482A 49th St., Oakland, Calif.
The natural world is alive and well inside Lauren Wolf’s Esqueleto. The 4-year-old store, tucked in an alley in Oakland’s hip Temescal district, sells jewelry, ceramics, and art pieces that incorporate shells, bones, minerals, and other facets of nature’s wonder. Fitting, then, that Wolf named the shop with the Spanish word for skeleton. “So much of what I do is breaking down these natural forms and reinterpreting them into jewelry,” she says. “Esqueleto captures the full-circle idea that this is where my work begins.” —Matt Villano
GETTING STARTED
After graduating from the University of Georgia with a journalism major and anthropology minor, Wolf moved to San Miguel de Allende, Mexico, to study jewelry-making, attending beginner silversmithing classes in a school run by William T. King. When she returned to the United States, she enrolled in the Fashion Institute of Technology’s jewelry program. “I went to Mexico to study the artistry behind jewelry, and studied in New York to understand the technical side,” Wolf says. “I’d like to think my collection always combined those two skills; my work is sophisticated but also raw and interesting.” Later, Wolf opened a studio in Brooklyn where she sold jewelry for seven years.
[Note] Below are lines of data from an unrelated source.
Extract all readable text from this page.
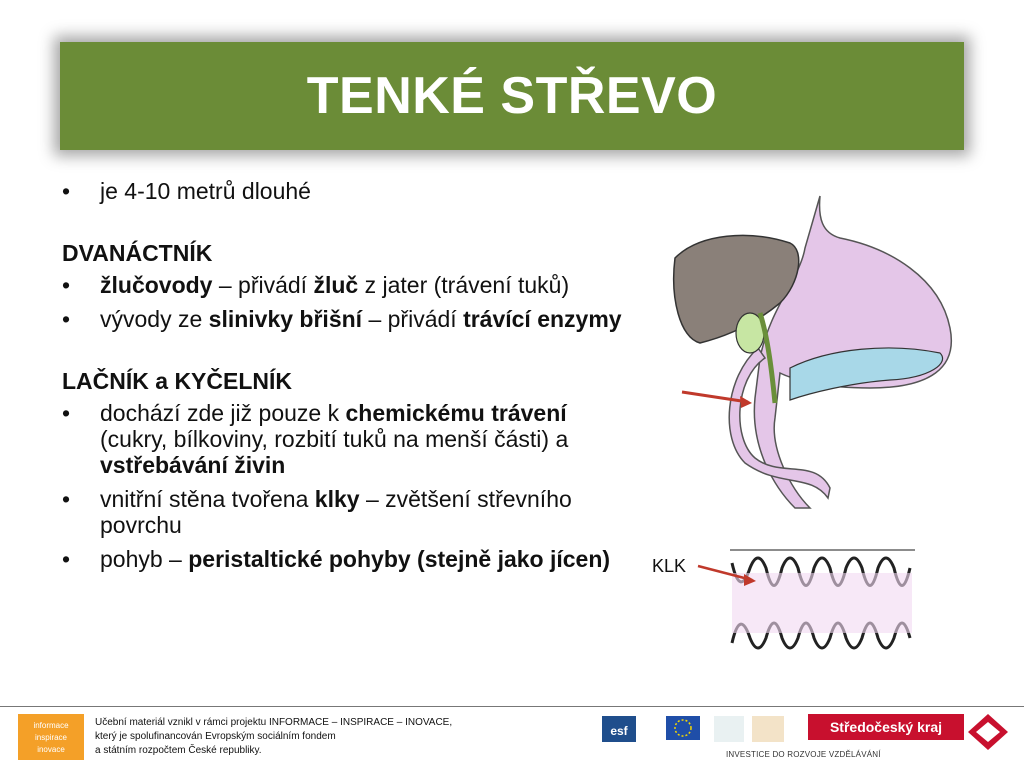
TENKÉ STŘEVO
• je 4-10 metrů dlouhé
DVANÁCTNÍK
• žlučovody – přivádí žluč z jater (trávení tuků)
• vývody ze slinivky břišní – přivádí trávící enzymy
LAČNÍK a KYČELNÍK
• dochází zde již pouze k chemickému trávení (cukry, bílkoviny, rozbití tuků na menší části) a vstřebávání živin
• vnitřní stěna tvořena klky – zvětšení střevního povrchu
• pohyb – peristaltické pohyby (stejně jako jícen)	KLK
informace
inspirace
inovace
Učební materiál vznikl v rámci projektu INFORMACE – INSPIRACE – INOVACE,
který je spolufinancován Evropským sociálním fondem
a státním rozpočtem České republiky.
esf	Středočeský kraj
INVESTICE DO ROZVOJE VZDĚLÁVÁNÍ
In 2010, she and her graphic designer husband moved to Oakland to open the 450-square-foot Esqueleto in an old (and renovated) horse stable off Telegraph Avenue.
TRADEMARK TECHNIQUE
A big, 100-year-old glass case near the front door features Wolf’s jewelry—original silver pieces that incorporate natural elements with casts of seahorse skeletons, shells, and other forms of marine life. (She learned this technique at FIT.) Her signature form, a cast of stingray skin that creates the impression of randomly sized polka dots, can be found on just about every piece—in clasps, in edgework, and in details. “You look at the pattern and think, This is so unique,” she says. “I love that it occurs naturally in nature.”
ECLECTIC SELECTION
One might describe the rest of the collection at Esqueleto as being full of exotic curios. Yes, there’s other jewelry—necklaces, bracelets, and rings from 16 fellow designers such as Polly Wales, Melissa Joy Manning, Satomi Kawakita, and Lou Zeldis. In addition, on any given day, customers might fi nd handmade ceramics, textiles, animal skulls, glass terrariums, or fossilized mastodon teeth. “We try to sell work from artists who have their own point of view,” Wolf says. Many smaller jewelry pieces sell for less than $50, while the larger home furnishings can go for $1,000 and more. According to Wolf, some of her recent top sellers have been giant slices of petrified wood—Frisbee-sized slabs that customers use as centerpieces.
A NATURAL FIT
With two walls of big windows, Esqueleto attracts passersby who are exploring the Temescal Alley complex, a series of old horse barns that have been converted into galleries, studios, and small eateries. Many customers are particularly intrigued by the shop’s logo: a skull with Mexican folk art flourishes that evokes the annual Day of the Dead celebration. “When you’re working with forms and objects from the natural world,” Wolf says, “simple is best.”